The risks challenging life science organizations
Biotech is a growing, biology-driven field taking advantage of modern tech solutions to further its goals. However, with this rising reliance on technology comes all the same dangers of cybersecurity, infrastructure needs, and backups. Consider, for instance, the diligent teamwork and communication required when handling biotech projects, like DNA sampling. This data is exceptionally valuable, and loss of info is a crushing scenario.
A lot of consequential layers impact the biotech environment too when it comes to both cybersecurity and infrastructural stability.
Why you need tech and IT stability
Even ignoring the goal of an enterprise, IT infrastructure, data use, and reliance on technology is more prevalent than ever. Most industries use tech in some capacity to carry out their business plans. In the Biotech field, it goes a step further.
Typically, research, development, and analytics are people and tech-driven. More so, that’s where revenue is generated. Biotech relies on its data, tests, and communication to make advancements and create capital flow. If this process is disrupted, revenue is disrupted.
Beyond that, serious tech disruptions halt staff and researchers from conducting their work. Depending on the level of outage (disaster, hardware failure, data corruption, network outage) the recovery period can take hours, days, or even weeks.
Additionally, numerous tech instruments for analyzing, recording, and tracking research are tech-driven. All of such is interwoven into IT stability, so again, you can see why it’s critical to Biotech operations. While downtime costs related to IT disruptions vary based on several factors, Garter indicates the average cost of downtime per minute is $5,600.
Threats aren’t going anywhere
Looking ahead at the current digital threatscape, malware, ransomware, and cyberattacks will only escalate. While concentrated pushback efforts are underway by global agencies and government entities, the efficacy and profitability of cyberattacks mean we’re stuck with them. As the biotech environment expands, so too will hackers take an interest. This is because data of any type is valuable, especially when necessary to perform tasks.
Without protective resources, backup options, or means to shield data, an organization is looking at more than just downtime. A biotech/life science agency facing a ransomware demand could face thousands, if not millions in damages.

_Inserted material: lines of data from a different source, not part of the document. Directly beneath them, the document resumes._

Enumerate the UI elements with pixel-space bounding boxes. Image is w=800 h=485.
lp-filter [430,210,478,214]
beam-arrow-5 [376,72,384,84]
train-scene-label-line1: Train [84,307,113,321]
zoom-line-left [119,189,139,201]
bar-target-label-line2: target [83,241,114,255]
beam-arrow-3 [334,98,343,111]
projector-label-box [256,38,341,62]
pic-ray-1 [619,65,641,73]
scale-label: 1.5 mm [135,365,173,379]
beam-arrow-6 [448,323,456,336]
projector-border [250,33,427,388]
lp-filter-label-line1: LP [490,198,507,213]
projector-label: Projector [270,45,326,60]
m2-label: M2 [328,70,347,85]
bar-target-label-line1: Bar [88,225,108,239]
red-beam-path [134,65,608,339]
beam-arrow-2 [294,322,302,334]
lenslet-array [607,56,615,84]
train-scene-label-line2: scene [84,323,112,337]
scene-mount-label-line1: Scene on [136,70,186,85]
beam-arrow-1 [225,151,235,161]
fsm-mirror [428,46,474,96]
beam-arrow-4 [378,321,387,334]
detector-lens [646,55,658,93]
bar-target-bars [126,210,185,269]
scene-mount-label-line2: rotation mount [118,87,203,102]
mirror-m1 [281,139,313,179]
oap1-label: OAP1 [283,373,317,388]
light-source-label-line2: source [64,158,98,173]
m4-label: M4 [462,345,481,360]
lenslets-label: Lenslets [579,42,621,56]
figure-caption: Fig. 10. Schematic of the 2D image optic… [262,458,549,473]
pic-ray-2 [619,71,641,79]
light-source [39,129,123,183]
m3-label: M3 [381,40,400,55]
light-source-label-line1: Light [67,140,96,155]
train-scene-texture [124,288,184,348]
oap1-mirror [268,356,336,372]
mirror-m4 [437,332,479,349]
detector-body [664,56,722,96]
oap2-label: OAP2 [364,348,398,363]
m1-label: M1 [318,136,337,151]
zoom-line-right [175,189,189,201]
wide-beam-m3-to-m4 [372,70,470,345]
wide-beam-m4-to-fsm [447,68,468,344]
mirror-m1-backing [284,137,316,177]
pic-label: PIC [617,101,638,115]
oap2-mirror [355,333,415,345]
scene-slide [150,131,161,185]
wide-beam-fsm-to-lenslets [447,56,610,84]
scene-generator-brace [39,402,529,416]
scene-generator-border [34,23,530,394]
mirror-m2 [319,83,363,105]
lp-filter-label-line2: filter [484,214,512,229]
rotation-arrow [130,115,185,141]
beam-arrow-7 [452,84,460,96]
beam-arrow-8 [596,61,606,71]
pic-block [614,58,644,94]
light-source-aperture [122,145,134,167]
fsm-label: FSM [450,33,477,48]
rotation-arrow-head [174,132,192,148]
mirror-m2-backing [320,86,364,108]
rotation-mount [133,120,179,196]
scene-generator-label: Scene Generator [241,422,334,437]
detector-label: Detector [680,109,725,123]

The long-term effects of cyberattack damage go well beyond downtime too. Brand damage and service disruptions are one “stage” of an attack. Afterward, a recovery period details recovering data (which isn’t guaranteed) and dealing with brand damage also come into play. If your firm relies on investors and grants for research, they’re less likely to trust an organization which can’t safeguard sensitive data.
How an MSP helps
Even with robust software, a biotech industry can be left to fend for itself. Without IT specialists, cybersecurity teams, and other resources, it’s difficult to manage both IT stability and interfacing threats. More so if your organization takes advantage of remote solutions.
Utilizing a managed service provider, however, is a key way to shore up weaknesses in your IT and data-driven environments. A managed service provider is a third party drawing from numerous experts and a variety of experiences from IT, problem management, and cybersecurity fields. In essence, it’s the “mote around the castle,” in digital form.